Según datos del sector, la cantidad de pasajeros cayó un 11% en marzo y se desplomó un 21% en abril. El fenómeno refleja una combinación explosiva entre deterioro salarial, aumentos permanentes y reducción de subsidios estatales. El golpe también quedó reflejado en un informe del Observatorio de Tarifas y Subsidios del Instituto Interdisciplinario de Economía Política (IIEP-UBA/CONICET), que calculó que una familia tipo del AMBA destinó en marzo unos $101.026 mensuales al transporte público. En muchos hogares, el gasto para viajar ya compite directamente con alimentos y servicios esenciales.

Mientras Nación, Provincia y Ciudad se culpan mutuamente por el financiamiento, el usuario termina absorbiendo el costo del ajuste. En el gobierno bonaerense admiten que tienen "poco margen fiscal" para sostener subsidios, mientras que desde la Ciudad argumentan que aún cubren el 70% de la tarifa con aportes estatales. En paralelo, el Gobierno nacional analiza nuevos aumentos para las líneas bajo su órbita, lo que anticipa que el impacto sobre el bolsillo todavía está lejos de frenarse.

El trasfondo de la discusión es el mismo desde hace meses: quién paga la crisis del transporte. La respuesta parece cada vez más clara. Mientras las empresas reclaman compensaciones millonarias y los gobiernos negocian transferencias de fondos para evitar un colapso operativo, millones de pasajeros enfrentan viajes más caros, frecuencias reducidas y salarios que no alcanzan. Durante marzo, varias líneas llegaron a recortar servicios hasta un 30% por la incertidumbre generada por el aumento del combustible.

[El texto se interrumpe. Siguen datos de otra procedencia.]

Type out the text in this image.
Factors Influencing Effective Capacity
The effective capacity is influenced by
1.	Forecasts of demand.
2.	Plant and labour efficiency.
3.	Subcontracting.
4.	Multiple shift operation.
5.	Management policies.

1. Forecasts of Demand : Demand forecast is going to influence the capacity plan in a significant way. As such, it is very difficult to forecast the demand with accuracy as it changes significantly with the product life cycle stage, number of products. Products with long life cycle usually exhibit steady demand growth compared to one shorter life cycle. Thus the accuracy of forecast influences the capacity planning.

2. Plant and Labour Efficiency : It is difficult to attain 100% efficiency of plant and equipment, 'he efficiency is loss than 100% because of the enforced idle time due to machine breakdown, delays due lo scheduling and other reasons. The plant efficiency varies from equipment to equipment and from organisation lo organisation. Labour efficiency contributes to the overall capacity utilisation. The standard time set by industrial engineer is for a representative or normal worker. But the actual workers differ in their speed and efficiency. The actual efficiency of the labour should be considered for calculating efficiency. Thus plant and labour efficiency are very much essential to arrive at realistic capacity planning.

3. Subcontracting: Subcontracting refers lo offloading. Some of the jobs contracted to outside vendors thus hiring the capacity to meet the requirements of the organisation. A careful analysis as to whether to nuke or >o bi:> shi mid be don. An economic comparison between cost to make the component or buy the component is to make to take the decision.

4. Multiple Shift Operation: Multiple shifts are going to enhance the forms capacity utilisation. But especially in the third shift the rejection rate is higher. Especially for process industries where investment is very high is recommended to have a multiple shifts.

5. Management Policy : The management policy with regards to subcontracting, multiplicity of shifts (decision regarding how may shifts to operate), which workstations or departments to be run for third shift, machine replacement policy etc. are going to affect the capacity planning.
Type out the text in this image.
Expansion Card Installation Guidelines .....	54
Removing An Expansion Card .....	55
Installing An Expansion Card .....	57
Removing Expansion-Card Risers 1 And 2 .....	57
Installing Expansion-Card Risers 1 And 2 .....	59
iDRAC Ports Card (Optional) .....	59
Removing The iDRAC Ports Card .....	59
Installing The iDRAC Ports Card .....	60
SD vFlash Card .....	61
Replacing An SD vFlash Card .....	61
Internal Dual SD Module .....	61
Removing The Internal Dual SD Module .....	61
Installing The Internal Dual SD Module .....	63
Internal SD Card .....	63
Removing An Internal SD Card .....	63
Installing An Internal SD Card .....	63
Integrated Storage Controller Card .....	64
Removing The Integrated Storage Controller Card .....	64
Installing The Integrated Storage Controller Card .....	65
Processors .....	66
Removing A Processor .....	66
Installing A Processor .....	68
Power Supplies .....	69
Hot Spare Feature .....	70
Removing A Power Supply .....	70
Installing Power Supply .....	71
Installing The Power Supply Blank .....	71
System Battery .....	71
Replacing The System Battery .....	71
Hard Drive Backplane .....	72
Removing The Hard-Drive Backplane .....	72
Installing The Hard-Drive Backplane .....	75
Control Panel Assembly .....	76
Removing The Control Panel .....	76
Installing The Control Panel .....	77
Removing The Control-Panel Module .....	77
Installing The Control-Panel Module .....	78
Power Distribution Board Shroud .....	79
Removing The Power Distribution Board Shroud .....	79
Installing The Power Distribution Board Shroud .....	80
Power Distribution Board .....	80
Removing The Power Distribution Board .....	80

Viajar en colectivo es cada vez más caro
Viajar en colectivo es cada vez más caro

Aunque oficialmente aseguran que hoy la reducción de frecuencias bajó a menos del 5%, en muchas paradas del conurbano los usuarios todavía padecen largas esperas y unidades saturadas. La fragmentación tarifaria del AMBA agrega otro elemento de desigualdad. El sistema funciona dividido entre líneas nacionales, porteñas y bonaerenses, cada una con subsidios, criterios y aumentos distintos. El resultado es un esquema caótico donde el acceso al transporte depende cada vez más de la capacidad de pago.